Effective techniques to guide ElevenLabs AI in pacing the speech and conveying emotions.

Pacing

Based on varying user feedback and test results, it’s been theorized that using a singular long sample for voice cloning has brought more success for some, compared to using multiple smaller samples. The current theory is that the AI stitches these samples together without any separation, causing pacing issues and faster speech. This is likely why some people have reported fast-talking clones.

To control the pacing of the speaker, you can write in a style similar to that of a book. While it’s not a perfect solution, it can help improve the pacing and ensure that the AI generates a voiceover at the right speed. With this technique, you can create high-quality voiceovers that are both customized and easy to listen to.

"I wish you were right, I truly do, but you're not," he said slowly.

Emotion

If you want the AI to express a specific emotion, the best approach is to write in a style similar to that of a book. To find good prompts to use, you can flip through some books and identify words and phrases that convey the desired emotion.

For instance, you can use dialogue tags to express emotions, such as he said, confused, or he shouted angrily. These types of prompts will help the AI understand the desired emotional tone and try to generate a voiceover that accurately reflects it. With this approach, you can create highly customized voiceovers that are perfect for a variety of applications.

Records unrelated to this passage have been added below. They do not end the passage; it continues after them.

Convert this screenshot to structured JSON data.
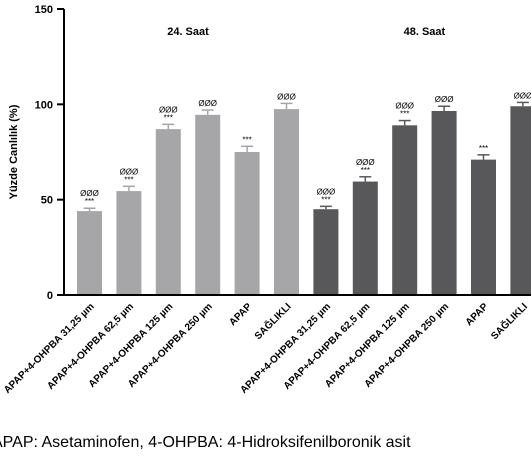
{
  "chart_data": {
    "type": "bar",
    "ylabel": "Yüzde Canlılık (%)",
    "xlabel": "",
    "ylim": [
      0,
      150
    ],
    "yticks": [
      0,
      50,
      100,
      150
    ],
    "grid": false,
    "colors": {
      "24. Saat": "#a6a6a8",
      "48. Saat": "#58585a",
      "axis": "#000000"
    },
    "groups": [
      {
        "name": "24. Saat",
        "series_index": 0
      },
      {
        "name": "48. Saat",
        "series_index": 1
      }
    ],
    "series": [
      {
        "name": "24. Saat",
        "categories": [
          "APAP+4-OHPBA 31,25 µm",
          "APAP+4-OHPBA 62,5 µm",
          "APAP+4-OHPBA 125 µm",
          "APAP+4-OHPBA 250 µm",
          "APAP",
          "SAĞLIKLI"
        ],
        "values": [
          44,
          54.5,
          87,
          94.5,
          75,
          97.5
        ],
        "errors": [
          1.5,
          2.5,
          2.5,
          2.5,
          3,
          3
        ],
        "significance": [
          [
            "ØØØ",
            "***"
          ],
          [
            "ØØØ",
            "***"
          ],
          [
            "ØØØ",
            "***"
          ],
          [
            "ØØØ"
          ],
          [
            "***"
          ],
          [
            "ØØØ"
          ]
        ]
      },
      {
        "name": "48. Saat",
        "categories": [
          "APAP+4-OHPBA 31,25 µm",
          "APAP+4-OHPBA 62,5 µm",
          "APAP+4-OHPBA 125 µm",
          "APAP+4-OHPBA 250 µm",
          "APAP",
          "SAĞLIKLI"
        ],
        "values": [
          45,
          59.5,
          89,
          96.5,
          71,
          99
        ],
        "errors": [
          1.5,
          2.5,
          2.5,
          2.5,
          2.5,
          2
        ],
        "significance": [
          [
            "ØØØ",
            "***"
          ],
          [
            "ØØØ",
            "***"
          ],
          [
            "ØØØ",
            "***"
          ],
          [
            "ØØØ"
          ],
          [
            "***"
          ],
          [
            "ØØØ"
          ]
        ]
      }
    ]
  },
  "caption": "APAP: Asetaminofen, 4-OHPBA: 4-Hidroksifenilboronik asit"
}
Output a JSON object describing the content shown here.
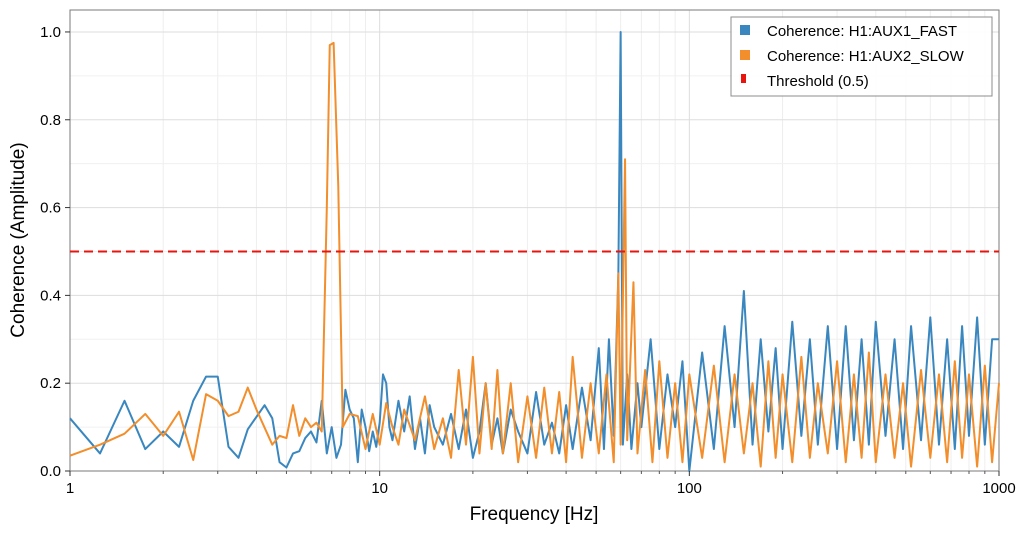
{
  "chart_data": {
    "type": "line",
    "xscale": "log",
    "xlim": [
      1,
      1000
    ],
    "ylim": [
      0,
      1.05
    ],
    "xlabel": "Frequency [Hz]",
    "ylabel": "Coherence (Amplitude)",
    "grid": true,
    "legend_position": "top-right",
    "x_ticks": [
      {
        "value": 1,
        "label": "1"
      },
      {
        "value": 10,
        "label": "10"
      },
      {
        "value": 100,
        "label": "100"
      },
      {
        "value": 1000,
        "label": "1000"
      }
    ],
    "y_ticks": [
      {
        "value": 0.0,
        "label": "0.0"
      },
      {
        "value": 0.2,
        "label": "0.2"
      },
      {
        "value": 0.4,
        "label": "0.4"
      },
      {
        "value": 0.6,
        "label": "0.6"
      },
      {
        "value": 0.8,
        "label": "0.8"
      },
      {
        "value": 1.0,
        "label": "1.0"
      }
    ],
    "series": [
      {
        "name": "Coherence: H1:AUX1_FAST",
        "color": "#3a87bf",
        "points": [
          [
            1.0,
            0.12
          ],
          [
            1.25,
            0.04
          ],
          [
            1.5,
            0.16
          ],
          [
            1.75,
            0.05
          ],
          [
            2.0,
            0.09
          ],
          [
            2.25,
            0.055
          ],
          [
            2.5,
            0.16
          ],
          [
            2.75,
            0.215
          ],
          [
            3.0,
            0.215
          ],
          [
            3.25,
            0.055
          ],
          [
            3.5,
            0.03
          ],
          [
            3.75,
            0.095
          ],
          [
            4.25,
            0.15
          ],
          [
            4.5,
            0.12
          ],
          [
            4.75,
            0.02
          ],
          [
            5.0,
            0.008
          ],
          [
            5.25,
            0.04
          ],
          [
            5.5,
            0.045
          ],
          [
            5.75,
            0.075
          ],
          [
            6.0,
            0.09
          ],
          [
            6.25,
            0.065
          ],
          [
            6.5,
            0.16
          ],
          [
            6.75,
            0.04
          ],
          [
            7.0,
            0.1
          ],
          [
            7.25,
            0.03
          ],
          [
            7.5,
            0.06
          ],
          [
            7.75,
            0.185
          ],
          [
            8.0,
            0.14
          ],
          [
            8.25,
            0.12
          ],
          [
            8.5,
            0.02
          ],
          [
            8.75,
            0.14
          ],
          [
            9.0,
            0.1
          ],
          [
            9.25,
            0.045
          ],
          [
            9.5,
            0.09
          ],
          [
            9.75,
            0.055
          ],
          [
            10.0,
            0.11
          ],
          [
            10.25,
            0.22
          ],
          [
            10.5,
            0.2
          ],
          [
            10.75,
            0.1
          ],
          [
            11.0,
            0.07
          ],
          [
            11.5,
            0.16
          ],
          [
            12.0,
            0.09
          ],
          [
            12.5,
            0.17
          ],
          [
            13.0,
            0.05
          ],
          [
            13.5,
            0.12
          ],
          [
            14.0,
            0.04
          ],
          [
            14.5,
            0.15
          ],
          [
            15.0,
            0.1
          ],
          [
            16.0,
            0.06
          ],
          [
            17.0,
            0.13
          ],
          [
            18.0,
            0.05
          ],
          [
            19.0,
            0.14
          ],
          [
            20.0,
            0.03
          ],
          [
            21.0,
            0.09
          ],
          [
            22.0,
            0.2
          ],
          [
            23.0,
            0.06
          ],
          [
            24.0,
            0.12
          ],
          [
            25.0,
            0.04
          ],
          [
            26.5,
            0.14
          ],
          [
            28.0,
            0.09
          ],
          [
            30.0,
            0.04
          ],
          [
            32.0,
            0.18
          ],
          [
            34.0,
            0.06
          ],
          [
            36.0,
            0.11
          ],
          [
            38.0,
            0.04
          ],
          [
            40.0,
            0.15
          ],
          [
            42.0,
            0.05
          ],
          [
            45.0,
            0.19
          ],
          [
            48.0,
            0.07
          ],
          [
            51.0,
            0.28
          ],
          [
            53.0,
            0.05
          ],
          [
            55.0,
            0.3
          ],
          [
            57.0,
            0.08
          ],
          [
            59.0,
            0.45
          ],
          [
            60.0,
            1.0
          ],
          [
            61.0,
            0.06
          ],
          [
            63.0,
            0.22
          ],
          [
            65.0,
            0.05
          ],
          [
            68.0,
            0.2
          ],
          [
            70.0,
            0.1
          ],
          [
            75.0,
            0.3
          ],
          [
            80.0,
            0.05
          ],
          [
            85.0,
            0.22
          ],
          [
            90.0,
            0.1
          ],
          [
            95.0,
            0.25
          ],
          [
            100.0,
            0.0
          ],
          [
            110.0,
            0.27
          ],
          [
            120.0,
            0.05
          ],
          [
            130.0,
            0.33
          ],
          [
            140.0,
            0.1
          ],
          [
            150.0,
            0.41
          ],
          [
            160.0,
            0.06
          ],
          [
            170.0,
            0.3
          ],
          [
            180.0,
            0.09
          ],
          [
            190.0,
            0.28
          ],
          [
            200.0,
            0.05
          ],
          [
            215.0,
            0.34
          ],
          [
            230.0,
            0.08
          ],
          [
            245.0,
            0.3
          ],
          [
            260.0,
            0.06
          ],
          [
            280.0,
            0.33
          ],
          [
            300.0,
            0.05
          ],
          [
            320.0,
            0.33
          ],
          [
            340.0,
            0.07
          ],
          [
            360.0,
            0.3
          ],
          [
            380.0,
            0.06
          ],
          [
            400.0,
            0.34
          ],
          [
            430.0,
            0.08
          ],
          [
            460.0,
            0.3
          ],
          [
            490.0,
            0.05
          ],
          [
            520.0,
            0.33
          ],
          [
            560.0,
            0.07
          ],
          [
            600.0,
            0.35
          ],
          [
            640.0,
            0.06
          ],
          [
            680.0,
            0.3
          ],
          [
            720.0,
            0.05
          ],
          [
            760.0,
            0.33
          ],
          [
            800.0,
            0.08
          ],
          [
            850.0,
            0.35
          ],
          [
            900.0,
            0.06
          ],
          [
            950.0,
            0.3
          ],
          [
            1000.0,
            0.3
          ]
        ]
      },
      {
        "name": "Coherence: H1:AUX2_SLOW",
        "color": "#f28e2b",
        "points": [
          [
            1.0,
            0.035
          ],
          [
            1.25,
            0.06
          ],
          [
            1.5,
            0.085
          ],
          [
            1.75,
            0.13
          ],
          [
            2.0,
            0.08
          ],
          [
            2.25,
            0.135
          ],
          [
            2.5,
            0.025
          ],
          [
            2.75,
            0.175
          ],
          [
            3.0,
            0.16
          ],
          [
            3.25,
            0.125
          ],
          [
            3.5,
            0.135
          ],
          [
            3.75,
            0.19
          ],
          [
            4.0,
            0.14
          ],
          [
            4.5,
            0.06
          ],
          [
            4.75,
            0.08
          ],
          [
            5.0,
            0.075
          ],
          [
            5.25,
            0.15
          ],
          [
            5.5,
            0.08
          ],
          [
            5.75,
            0.12
          ],
          [
            6.0,
            0.1
          ],
          [
            6.25,
            0.11
          ],
          [
            6.5,
            0.09
          ],
          [
            6.75,
            0.6
          ],
          [
            6.9,
            0.97
          ],
          [
            7.1,
            0.975
          ],
          [
            7.35,
            0.65
          ],
          [
            7.6,
            0.1
          ],
          [
            8.0,
            0.13
          ],
          [
            8.5,
            0.125
          ],
          [
            9.0,
            0.05
          ],
          [
            9.5,
            0.13
          ],
          [
            10.0,
            0.06
          ],
          [
            10.5,
            0.155
          ],
          [
            11.0,
            0.1
          ],
          [
            11.5,
            0.06
          ],
          [
            12.0,
            0.14
          ],
          [
            13.0,
            0.07
          ],
          [
            14.0,
            0.17
          ],
          [
            15.0,
            0.05
          ],
          [
            16.0,
            0.12
          ],
          [
            17.0,
            0.03
          ],
          [
            18.0,
            0.23
          ],
          [
            19.0,
            0.06
          ],
          [
            20.0,
            0.26
          ],
          [
            21.0,
            0.04
          ],
          [
            22.0,
            0.2
          ],
          [
            23.0,
            0.05
          ],
          [
            24.0,
            0.23
          ],
          [
            25.0,
            0.04
          ],
          [
            26.5,
            0.2
          ],
          [
            28.0,
            0.02
          ],
          [
            30.0,
            0.17
          ],
          [
            32.0,
            0.03
          ],
          [
            34.0,
            0.19
          ],
          [
            36.0,
            0.04
          ],
          [
            38.0,
            0.18
          ],
          [
            40.0,
            0.02
          ],
          [
            42.0,
            0.26
          ],
          [
            45.0,
            0.03
          ],
          [
            48.0,
            0.2
          ],
          [
            51.0,
            0.04
          ],
          [
            54.0,
            0.22
          ],
          [
            57.0,
            0.02
          ],
          [
            59.0,
            0.45
          ],
          [
            60.0,
            0.06
          ],
          [
            62.0,
            0.71
          ],
          [
            63.0,
            0.07
          ],
          [
            66.0,
            0.43
          ],
          [
            68.0,
            0.04
          ],
          [
            72.0,
            0.23
          ],
          [
            76.0,
            0.02
          ],
          [
            80.0,
            0.25
          ],
          [
            85.0,
            0.03
          ],
          [
            90.0,
            0.2
          ],
          [
            95.0,
            0.02
          ],
          [
            100.0,
            0.22
          ],
          [
            110.0,
            0.03
          ],
          [
            120.0,
            0.24
          ],
          [
            130.0,
            0.02
          ],
          [
            140.0,
            0.22
          ],
          [
            150.0,
            0.04
          ],
          [
            160.0,
            0.2
          ],
          [
            170.0,
            0.01
          ],
          [
            180.0,
            0.25
          ],
          [
            190.0,
            0.03
          ],
          [
            200.0,
            0.22
          ],
          [
            215.0,
            0.02
          ],
          [
            230.0,
            0.26
          ],
          [
            245.0,
            0.03
          ],
          [
            260.0,
            0.2
          ],
          [
            280.0,
            0.04
          ],
          [
            300.0,
            0.25
          ],
          [
            320.0,
            0.02
          ],
          [
            340.0,
            0.22
          ],
          [
            360.0,
            0.03
          ],
          [
            380.0,
            0.27
          ],
          [
            400.0,
            0.02
          ],
          [
            430.0,
            0.22
          ],
          [
            460.0,
            0.03
          ],
          [
            490.0,
            0.2
          ],
          [
            520.0,
            0.01
          ],
          [
            560.0,
            0.23
          ],
          [
            600.0,
            0.03
          ],
          [
            640.0,
            0.22
          ],
          [
            680.0,
            0.02
          ],
          [
            720.0,
            0.25
          ],
          [
            760.0,
            0.03
          ],
          [
            800.0,
            0.22
          ],
          [
            850.0,
            0.01
          ],
          [
            900.0,
            0.24
          ],
          [
            950.0,
            0.02
          ],
          [
            1000.0,
            0.2
          ]
        ]
      }
    ],
    "threshold": {
      "name": "Threshold (0.5)",
      "value": 0.5,
      "color": "#e8150f"
    }
  }
}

"Are you sure about that?" he said, confused.
"Don’t test me!" he shouted angrily.

You will also have to somehow remove the prompt as the AI will read exactly what you give it. The AI can also sometimes infer the intended emotion from the text’s context, even without the use of tags.

"That is funny!"
"You think so?"

This is not always perfect since you are relying on the AI to understand if something is sarcastic, funny etc from the context of the text.